The next moving point for gold though, has the potential to be a big move. When we look at the daily chart, it becomes clearly apparent that the volatility is starting to slow down and the Bollinger bands are starting to come together. This is a clear sign that markets are anticipating FOMC and are now waiting to make a big move either up or down on the result of the meeting.
What we expect from this meeting though, is a relatively dovish response from the FED. It’s likely the FED will not look to taper just yet or set an exact date as it watches economic indicators further as Yellen has already stated that she would like to see current unemployment figures improving. It’s very likely that come 2014, we will see more hawkish action from the FED as they look to get rid of QE slowly, and may even look to raise rates at the end of 2014 and start of 2015.
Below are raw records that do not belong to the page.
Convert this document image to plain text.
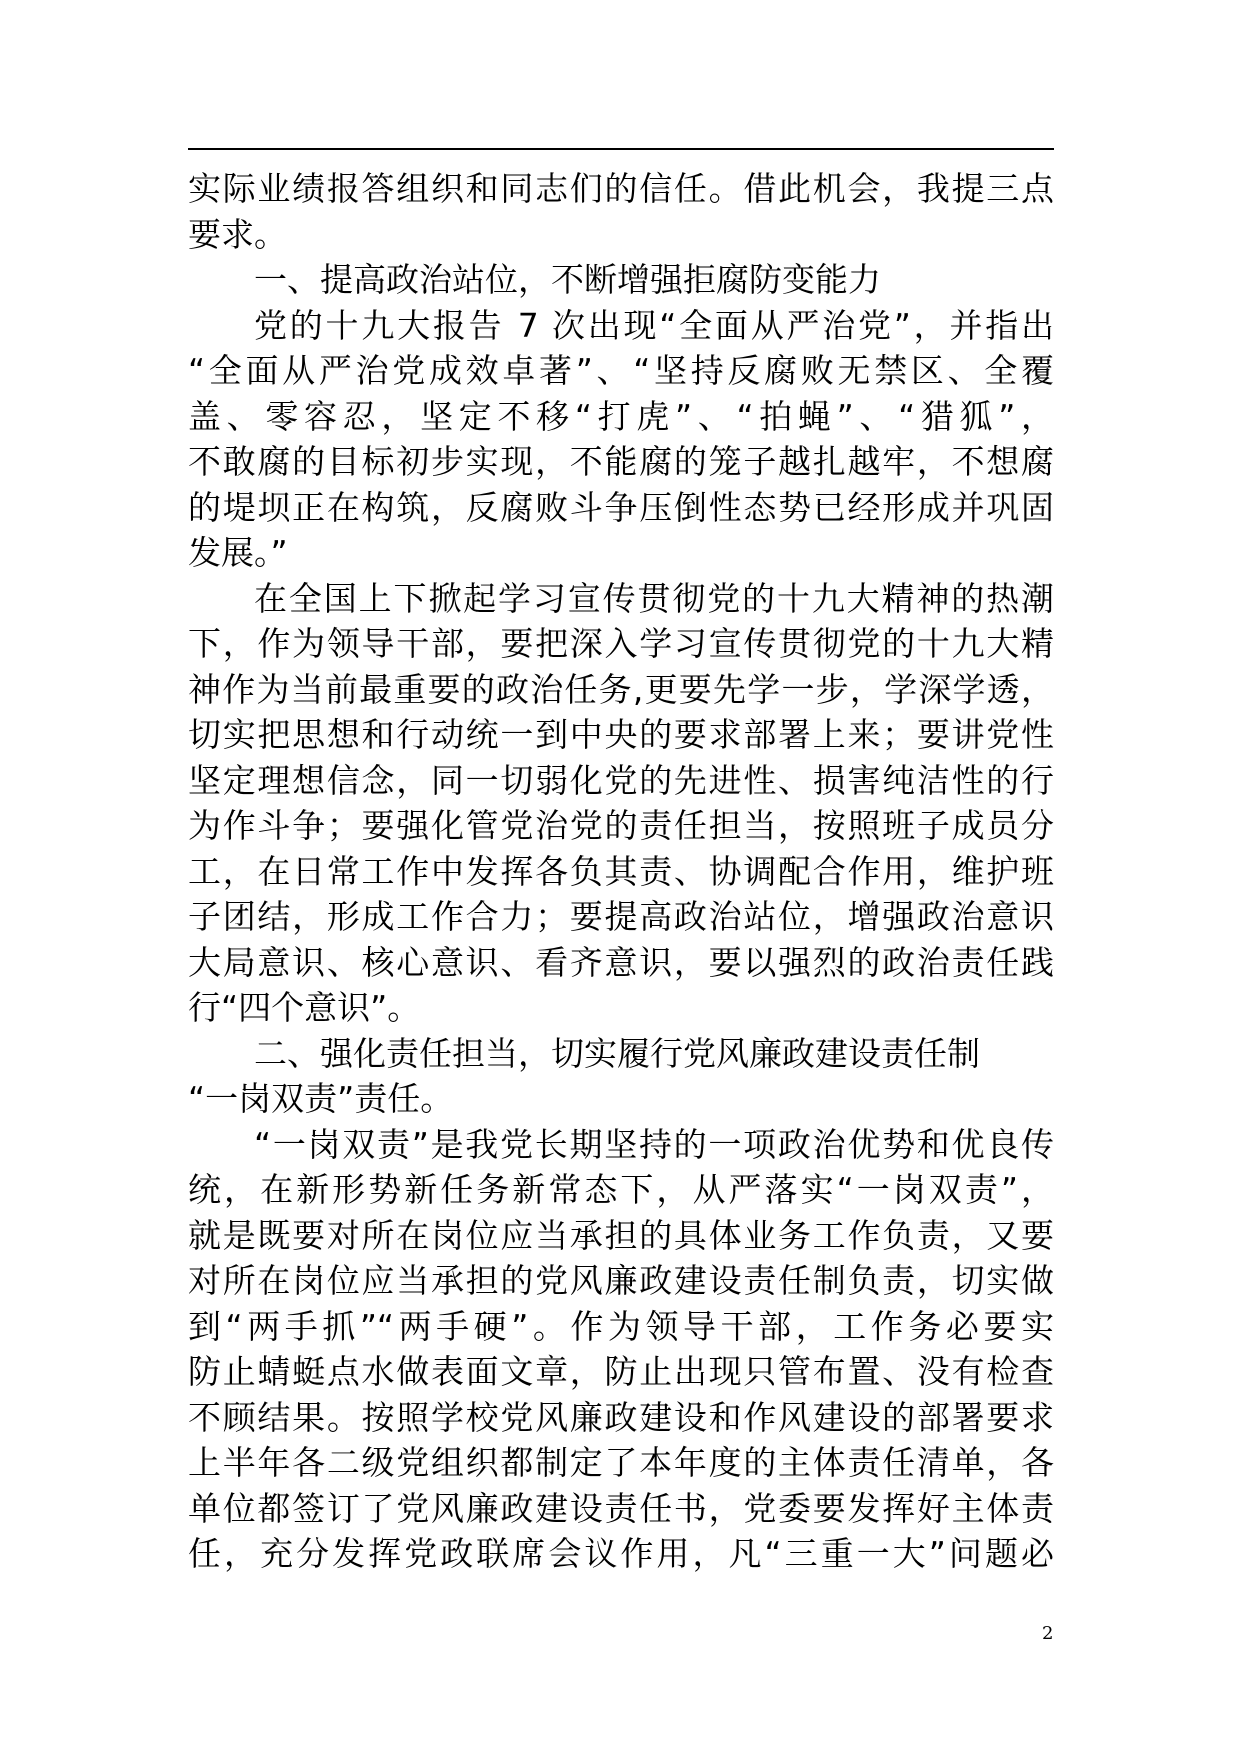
实际业绩报答组织和同志们的信任。借此机会，我提三点
要求。
一、提高政治站位，不断增强拒腐防变能力
党的十九大报告 7 次出现“全面从严治党”，并指出
“全面从严治党成效卓著”、“坚持反腐败无禁区、全覆
盖、零容忍，坚定不移“打虎”、“拍蝇”、“猎狐”，
不敢腐的目标初步实现，不能腐的笼子越扎越牢，不想腐
的堤坝正在构筑，反腐败斗争压倒性态势已经形成并巩固
发展。”
在全国上下掀起学习宣传贯彻党的十九大精神的热潮
下，作为领导干部，要把深入学习宣传贯彻党的十九大精
神作为当前最重要的政治任务,更要先学一步，学深学透，
切实把思想和行动统一到中央的要求部署上来；要讲党性
坚定理想信念，同一切弱化党的先进性、损害纯洁性的行
为作斗争；要强化管党治党的责任担当，按照班子成员分
工，在日常工作中发挥各负其责、协调配合作用，维护班
子团结，形成工作合力；要提高政治站位，增强政治意识
大局意识、核心意识、看齐意识，要以强烈的政治责任践
行“四个意识”。
二、强化责任担当，切实履行党风廉政建设责任制
“一岗双责”责任。
“一岗双责”是我党长期坚持的一项政治优势和优良传
统，在新形势新任务新常态下，从严落实“一岗双责”，
就是既要对所在岗位应当承担的具体业务工作负责，又要
对所在岗位应当承担的党风廉政建设责任制负责，切实做
到“两手抓”“两手硬”。作为领导干部，工作务必要实
防止蜻蜓点水做表面文章，防止出现只管布置、没有检查
不顾结果。按照学校党风廉政建设和作风建设的部署要求
上半年各二级党组织都制定了本年度的主体责任清单，各
单位都签订了党风廉政建设责任书，党委要发挥好主体责
任，充分发挥党政联席会议作用，凡“三重一大”问题必
2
So what does this translate into for gold trading? Well, it’s likely that if it is dovish, which it most likely will be and markets are moving towards it, we will see a jump in gold prices. Current resistance levels are placed at 1252.00 and 1262.00, any higher push seems unlikely due to how gold seems to really stay in between Bollinger bands and generally pulls back after a breakout.
Although today is likely to be dovish and might lead to a jump, the long term still looks negative for gold, as the general trend line shows on the weekly chart. Long term, it's not so good for the precious metal. Further action from the FED in removing QE is inevitable and markets are itching to knock gold even lower on that news when it arrives. For now though, it's just a matter of time.